Мои мысли уносятся в детство, Оскар. Я вижу себя девчонкой. Вот склоняюсь над горсткой камешков и впервые замечаю у себя под мышками волоски.

Мои мысли вокруг маминой шеи. Ее жемчуг.

Когда я впервые полюбила запах духов, и как мы с Анной лежим в темноте нашей спальни в нашей теплой кровати.

Однажды ночью я ей рассказала о том, что видела за сараем на задворках нашего дома. Она взяла с меня слово никогда об этом не говорить. Я обещала.

Можно я буду смотреть, как вы целуетесь?

Можно ты будешь смотреть, как мы целуемся?

Ты мне заранее говори, где вы будете целоваться, а я буду там прятаться и смотреть. Она засмеялась и тем сказала мне да.

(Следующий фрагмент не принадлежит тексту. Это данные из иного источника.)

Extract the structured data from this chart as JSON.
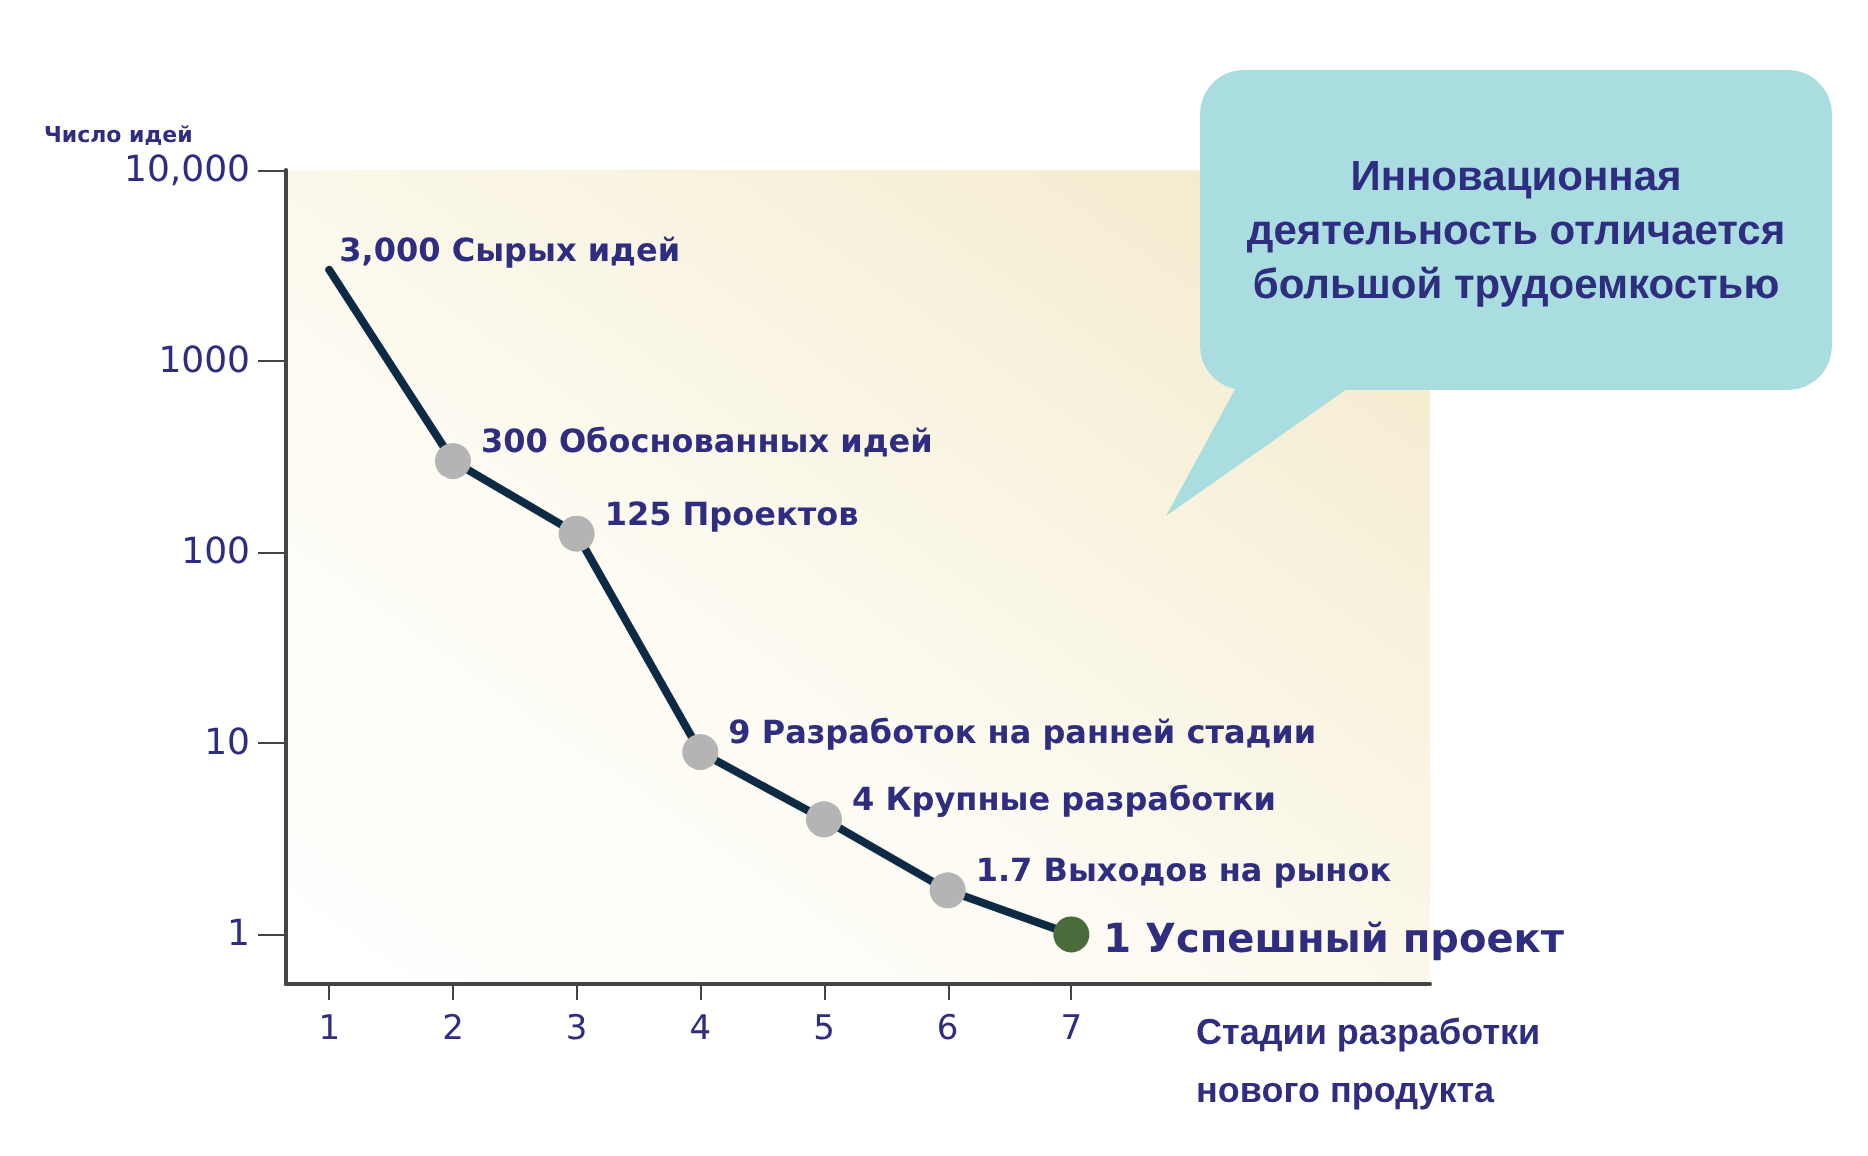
{
  "chart_data": {
    "type": "line",
    "xlabel": "Стадии разработки нового продукта",
    "ylabel": "Число идей",
    "annotations": [
      "Инновационная деятельность отличается большой трудоемкостью"
    ],
    "x": [
      1,
      2,
      3,
      4,
      5,
      6,
      7
    ],
    "series": [
      {
        "color": "#0d2a45",
        "values": [
          3000,
          300,
          125,
          9,
          4,
          1.7,
          1
        ],
        "colors": [
          null,
          "#b4b4b4",
          "#b4b4b4",
          "#b4b4b4",
          "#b4b4b4",
          "#b4b4b4",
          "#4a6b3a"
        ],
        "value_labels": [
          "3,000 Сырых идей",
          "300 Обоснованных идей",
          "125 Проектов",
          "9 Разработок на ранней стадии",
          "4 Крупные разработки",
          "1.7 Выходов на рынок",
          "1 Успешный проект"
        ]
      }
    ],
    "xlim": [
      0.65,
      9.9
    ],
    "xticks": [
      1,
      2,
      3,
      4,
      5,
      6,
      7
    ],
    "ylim": [
      0.55,
      10000
    ],
    "yticks": [
      {
        "value": 10000,
        "label": "10,000"
      },
      1000,
      100,
      10,
      1
    ],
    "log": true,
    "grid": false,
    "marker": "circle",
    "line_style": "solid"
  }
}
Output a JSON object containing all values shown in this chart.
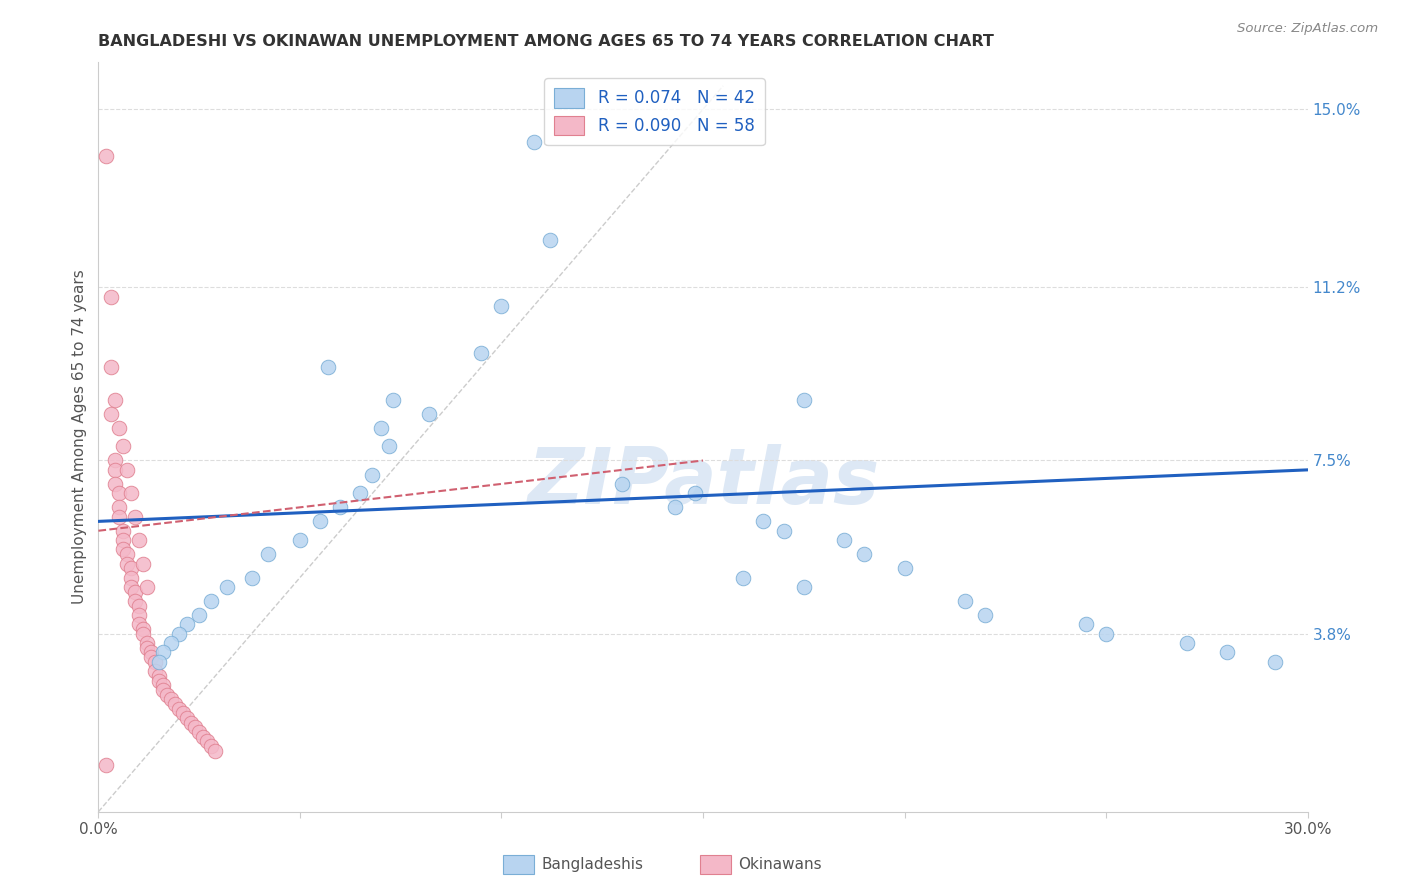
{
  "title": "BANGLADESHI VS OKINAWAN UNEMPLOYMENT AMONG AGES 65 TO 74 YEARS CORRELATION CHART",
  "source": "Source: ZipAtlas.com",
  "ylabel": "Unemployment Among Ages 65 to 74 years",
  "xlim": [
    0,
    0.3
  ],
  "ylim": [
    0,
    0.16
  ],
  "right_yticks": [
    0.038,
    0.075,
    0.112,
    0.15
  ],
  "right_yticklabels": [
    "3.8%",
    "7.5%",
    "11.2%",
    "15.0%"
  ],
  "legend_r1": "R = 0.074",
  "legend_n1": "N = 42",
  "legend_r2": "R = 0.090",
  "legend_n2": "N = 58",
  "blue_color": "#b8d4f0",
  "blue_edge": "#7aaed6",
  "pink_color": "#f4b8c8",
  "pink_edge": "#e08090",
  "trend_blue": "#2060c0",
  "trend_pink": "#d06070",
  "watermark": "ZIPatlas",
  "blue_trend_x0": 0.0,
  "blue_trend_y0": 0.062,
  "blue_trend_x1": 0.3,
  "blue_trend_y1": 0.073,
  "pink_trend_x0": 0.0,
  "pink_trend_y0": 0.06,
  "pink_trend_x1": 0.15,
  "pink_trend_y1": 0.075,
  "blue_scatter_x": [
    0.057,
    0.073,
    0.082,
    0.07,
    0.072,
    0.068,
    0.065,
    0.06,
    0.055,
    0.05,
    0.042,
    0.038,
    0.032,
    0.028,
    0.025,
    0.022,
    0.02,
    0.018,
    0.016,
    0.015,
    0.1,
    0.112,
    0.108,
    0.095,
    0.13,
    0.148,
    0.143,
    0.165,
    0.17,
    0.185,
    0.19,
    0.2,
    0.16,
    0.175,
    0.215,
    0.22,
    0.245,
    0.25,
    0.27,
    0.28,
    0.292,
    0.175
  ],
  "blue_scatter_y": [
    0.095,
    0.088,
    0.085,
    0.082,
    0.078,
    0.072,
    0.068,
    0.065,
    0.062,
    0.058,
    0.055,
    0.05,
    0.048,
    0.045,
    0.042,
    0.04,
    0.038,
    0.036,
    0.034,
    0.032,
    0.108,
    0.122,
    0.143,
    0.098,
    0.07,
    0.068,
    0.065,
    0.062,
    0.06,
    0.058,
    0.055,
    0.052,
    0.05,
    0.048,
    0.045,
    0.042,
    0.04,
    0.038,
    0.036,
    0.034,
    0.032,
    0.088
  ],
  "pink_scatter_x": [
    0.002,
    0.003,
    0.003,
    0.004,
    0.004,
    0.004,
    0.005,
    0.005,
    0.005,
    0.006,
    0.006,
    0.006,
    0.007,
    0.007,
    0.008,
    0.008,
    0.008,
    0.009,
    0.009,
    0.01,
    0.01,
    0.01,
    0.011,
    0.011,
    0.012,
    0.012,
    0.013,
    0.013,
    0.014,
    0.014,
    0.015,
    0.015,
    0.016,
    0.016,
    0.017,
    0.018,
    0.019,
    0.02,
    0.021,
    0.022,
    0.023,
    0.024,
    0.025,
    0.026,
    0.027,
    0.028,
    0.029,
    0.003,
    0.004,
    0.005,
    0.006,
    0.007,
    0.008,
    0.009,
    0.01,
    0.011,
    0.012,
    0.002
  ],
  "pink_scatter_y": [
    0.14,
    0.11,
    0.085,
    0.075,
    0.073,
    0.07,
    0.068,
    0.065,
    0.063,
    0.06,
    0.058,
    0.056,
    0.055,
    0.053,
    0.052,
    0.05,
    0.048,
    0.047,
    0.045,
    0.044,
    0.042,
    0.04,
    0.039,
    0.038,
    0.036,
    0.035,
    0.034,
    0.033,
    0.032,
    0.03,
    0.029,
    0.028,
    0.027,
    0.026,
    0.025,
    0.024,
    0.023,
    0.022,
    0.021,
    0.02,
    0.019,
    0.018,
    0.017,
    0.016,
    0.015,
    0.014,
    0.013,
    0.095,
    0.088,
    0.082,
    0.078,
    0.073,
    0.068,
    0.063,
    0.058,
    0.053,
    0.048,
    0.01
  ]
}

Мы проснулись посреди ночи. Не знаю, кто из нас проснулся первым. Или мы проснулись одновременно.

Что ты в этот момент чувствуешь? — спросила я.

В какой момент?

Когда целуешься.

Она засмеялась.

Чувствую мокрость, — сказала она.

Я засмеялась.

Мокрость и теплоту — в первый раз очень странно.

Я засмеялась.

Вот так, — сказала она, взяла в руки мое лицо и притянула к себе.

Никогда — ни до, ни после — я не испытывала такого прилива любви.

Мы были невинны.

Что может быть невинней того поцелуя в нашей постели?

Что может меньше заслуживать уничтожения?

Я сказала: Я буду пытаться за двоих, если ты останешься.

Хорошо, — написал он.

Только, пожалуйста, не уходи.

Хорошо.

И не будем к этому возвращаться.

Хорошо.

Почему-то я думаю про туфли. Сколько пар я износила за жизнь. И сколько раз надевала их и снимала.

И как ставлю их в ногах кровати мысками наружу.

Мои мысли спускаются по дымоходу в камин и воспламеняются.

Шаги наверху. Жарят лук. Позвякивает хрусталь.

Мы не были богаты, но ни в чем не нуждались. Из окна моей спальни я познавала мир. Окно защищало меня от мира. Отец сдавал на глазах. Чем ближе подходила война, тем дальше отходил он. Может, у него не было другого способа нас защитить? Каждый вечер он допоздна оставался в своем сарае. Иногда там и ночевал.